Going for Broke, But Not Going Alone

It turns out I picked the perfect time to step back and reflect on my core beliefs last week.  It turned out to be great preparation for this year's New York Collective of Radical Educators (NYCoRE) annual conference. Spending the day Saturday with pedagogues from all over who are committed to a vision of teaching and learning that places liberation at the center was more than inspiring. It felt rejuvenating. It made me realize how crucial community-building is to social justice oriented teaching.

In one session we took a look at a text from Jeffrey Duncan-Andrade and another from James Baldwin. In the text from Duncan-Andrade, he lays out "five pillars of effective practice" for critical pedagogy. These five pillars resonated with me a lot, and reminded me that my vision for my teaching is supported by a great body of research and thinking by people much smarter than me. In other words: I'm not crazy for believing what I believe about teaching and learning.

One of my main takeaways from Dr.
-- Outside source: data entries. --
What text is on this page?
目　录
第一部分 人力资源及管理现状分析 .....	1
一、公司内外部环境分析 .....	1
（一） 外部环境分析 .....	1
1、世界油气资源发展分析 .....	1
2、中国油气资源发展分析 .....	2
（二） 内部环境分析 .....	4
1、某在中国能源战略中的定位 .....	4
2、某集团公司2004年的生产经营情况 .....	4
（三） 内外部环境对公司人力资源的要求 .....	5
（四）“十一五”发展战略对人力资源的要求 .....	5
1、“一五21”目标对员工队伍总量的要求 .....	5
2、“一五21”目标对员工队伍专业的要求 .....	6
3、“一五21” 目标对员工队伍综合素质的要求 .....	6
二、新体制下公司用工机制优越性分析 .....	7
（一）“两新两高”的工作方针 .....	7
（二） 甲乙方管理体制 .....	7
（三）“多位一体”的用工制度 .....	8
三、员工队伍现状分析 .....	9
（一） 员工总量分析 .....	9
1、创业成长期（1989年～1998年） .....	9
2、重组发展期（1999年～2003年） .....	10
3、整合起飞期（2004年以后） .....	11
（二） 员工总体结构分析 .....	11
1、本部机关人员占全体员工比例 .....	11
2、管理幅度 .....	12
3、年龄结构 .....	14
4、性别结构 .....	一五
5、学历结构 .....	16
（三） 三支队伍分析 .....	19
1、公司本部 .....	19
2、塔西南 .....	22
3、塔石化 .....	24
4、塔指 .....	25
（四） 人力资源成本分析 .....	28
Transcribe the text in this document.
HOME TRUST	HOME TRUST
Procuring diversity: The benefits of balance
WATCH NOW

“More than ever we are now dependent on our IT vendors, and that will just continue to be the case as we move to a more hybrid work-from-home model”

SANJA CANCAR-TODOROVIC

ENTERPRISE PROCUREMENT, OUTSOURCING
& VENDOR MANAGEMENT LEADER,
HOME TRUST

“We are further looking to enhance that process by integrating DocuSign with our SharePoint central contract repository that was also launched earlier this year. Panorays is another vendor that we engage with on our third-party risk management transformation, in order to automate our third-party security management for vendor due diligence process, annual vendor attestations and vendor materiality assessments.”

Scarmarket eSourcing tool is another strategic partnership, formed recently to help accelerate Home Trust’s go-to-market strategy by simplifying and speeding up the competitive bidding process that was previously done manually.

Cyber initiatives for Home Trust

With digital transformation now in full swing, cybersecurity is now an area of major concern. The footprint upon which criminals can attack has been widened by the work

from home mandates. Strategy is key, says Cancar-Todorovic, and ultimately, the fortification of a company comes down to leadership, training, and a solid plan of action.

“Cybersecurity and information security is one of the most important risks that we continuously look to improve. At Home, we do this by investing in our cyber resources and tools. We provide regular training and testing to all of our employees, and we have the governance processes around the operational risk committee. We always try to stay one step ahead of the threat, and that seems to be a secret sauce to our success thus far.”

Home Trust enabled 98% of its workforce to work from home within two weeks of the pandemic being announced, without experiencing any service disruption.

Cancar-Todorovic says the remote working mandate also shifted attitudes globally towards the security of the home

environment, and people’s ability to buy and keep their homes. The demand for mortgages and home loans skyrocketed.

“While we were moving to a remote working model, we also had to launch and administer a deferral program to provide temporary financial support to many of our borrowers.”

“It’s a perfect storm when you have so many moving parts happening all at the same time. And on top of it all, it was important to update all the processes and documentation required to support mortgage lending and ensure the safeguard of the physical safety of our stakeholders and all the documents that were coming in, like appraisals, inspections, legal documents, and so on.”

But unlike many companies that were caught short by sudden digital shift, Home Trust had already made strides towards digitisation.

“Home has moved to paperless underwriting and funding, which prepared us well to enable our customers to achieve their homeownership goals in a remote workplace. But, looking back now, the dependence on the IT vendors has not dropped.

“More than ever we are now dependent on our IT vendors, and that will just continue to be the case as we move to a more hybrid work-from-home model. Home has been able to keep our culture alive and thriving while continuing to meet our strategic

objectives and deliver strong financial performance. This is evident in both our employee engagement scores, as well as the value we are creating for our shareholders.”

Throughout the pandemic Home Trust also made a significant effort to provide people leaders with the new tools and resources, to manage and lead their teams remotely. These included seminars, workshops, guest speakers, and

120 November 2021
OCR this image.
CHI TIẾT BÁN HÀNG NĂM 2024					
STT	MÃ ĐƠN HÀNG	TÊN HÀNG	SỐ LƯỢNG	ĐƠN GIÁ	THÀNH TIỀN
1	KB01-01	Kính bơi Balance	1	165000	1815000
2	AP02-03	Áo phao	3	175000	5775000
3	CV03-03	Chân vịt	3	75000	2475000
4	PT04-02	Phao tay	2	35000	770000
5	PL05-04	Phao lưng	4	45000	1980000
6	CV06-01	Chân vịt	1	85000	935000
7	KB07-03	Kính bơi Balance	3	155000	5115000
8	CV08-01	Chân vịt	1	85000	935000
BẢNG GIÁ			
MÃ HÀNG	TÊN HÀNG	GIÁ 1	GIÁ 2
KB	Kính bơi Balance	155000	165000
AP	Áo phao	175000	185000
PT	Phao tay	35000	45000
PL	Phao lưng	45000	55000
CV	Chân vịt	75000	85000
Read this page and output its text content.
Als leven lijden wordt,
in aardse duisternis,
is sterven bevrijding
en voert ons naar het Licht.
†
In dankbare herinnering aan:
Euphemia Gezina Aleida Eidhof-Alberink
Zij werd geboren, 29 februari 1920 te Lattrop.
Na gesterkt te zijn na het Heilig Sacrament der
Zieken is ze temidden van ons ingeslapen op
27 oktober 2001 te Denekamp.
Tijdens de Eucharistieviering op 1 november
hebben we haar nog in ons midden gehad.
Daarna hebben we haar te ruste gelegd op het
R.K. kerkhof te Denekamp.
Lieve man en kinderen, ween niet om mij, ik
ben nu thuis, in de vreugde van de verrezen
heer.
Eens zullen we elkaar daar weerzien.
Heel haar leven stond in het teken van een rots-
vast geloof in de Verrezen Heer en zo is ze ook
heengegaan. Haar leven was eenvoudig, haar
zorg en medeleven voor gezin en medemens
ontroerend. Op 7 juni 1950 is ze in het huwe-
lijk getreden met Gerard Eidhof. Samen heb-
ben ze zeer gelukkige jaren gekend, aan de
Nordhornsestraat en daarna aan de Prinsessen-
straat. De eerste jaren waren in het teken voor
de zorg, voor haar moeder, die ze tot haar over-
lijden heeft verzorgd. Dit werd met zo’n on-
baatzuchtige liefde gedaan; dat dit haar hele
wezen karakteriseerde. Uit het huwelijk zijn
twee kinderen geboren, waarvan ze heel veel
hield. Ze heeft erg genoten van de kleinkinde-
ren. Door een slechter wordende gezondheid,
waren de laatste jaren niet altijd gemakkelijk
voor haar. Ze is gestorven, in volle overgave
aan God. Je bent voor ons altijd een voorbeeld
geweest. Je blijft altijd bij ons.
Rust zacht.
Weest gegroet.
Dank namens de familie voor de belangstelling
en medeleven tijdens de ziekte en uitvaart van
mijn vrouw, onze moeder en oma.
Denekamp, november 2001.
Monique Morris' keynote, the morning session, and a session on #Teachresistance which I co-facilitated, is that the work of radical and transgressive teaching is urgent. Just as James Baldwin wrote 55 years ago, "We are living through a very dangerous time." The young people in our care need us to step up.

My second takeaway is that I cannot do this work alone. At times I think there are real barriers to collaborating with others. Some teachers aren't interested in this kind of teaching. Others are openly hostile to it. Even if I do find colleagues who are invested in social justice teaching, it is hard to find the time and energy to work together.

Additionally, I think as a white person teaching in the hood, I'm drawn to the savior role. Intellectually I know that I am far from the first person to engage in social justice teaching. There are so many people who have pioneered this work, and so many people doing incredible work now. And intellectually I know that as a white man with all kinds of internalized biases, I am far from the ideal person to lead Black and brown kids through a liberational educational process. Still, somewhere in my subconscious I think I'm drawn to the idea that I have to be the hero teacher who uses social justice teaching when nobody else will.

I think working with others can hopefully help me to dissemble this problematic inclination. But perhaps more practically, working with others can give me the support I need to keep pushing forward.

At the beginning of the school year, I wrote about going for broke. This was inspired by James Baldwin's "A Talk to Teachers." This weekend I came across another powerful quote from this text:
You must understand that in the attempt to correct so many generations of bad faith and cruelty, when it is operating not only in the classroom, but in society, you will meet the most fantastic, the most brutal, and the most determined resistance. There is no point in pretending that this won't happen.
If I am truly ready to teach in line with my core beliefs, I am going to have to be ready to fight. But if I'm truly ready to succeed, I cannot fight alone. I need to find white co-conspirators, and teachers of color to follow, and I need to work with them. If this school year has taught me anything, it's that doing otherwise is way too exhausting and lonely.

I'm entering this school week hopeful. My vision is clear. My sense of duty and purpose is profound. And I know I'm at the beginning of building a community that will hopefully not just transform my practice, but give me the strength to continue fighting for as long as its necessary.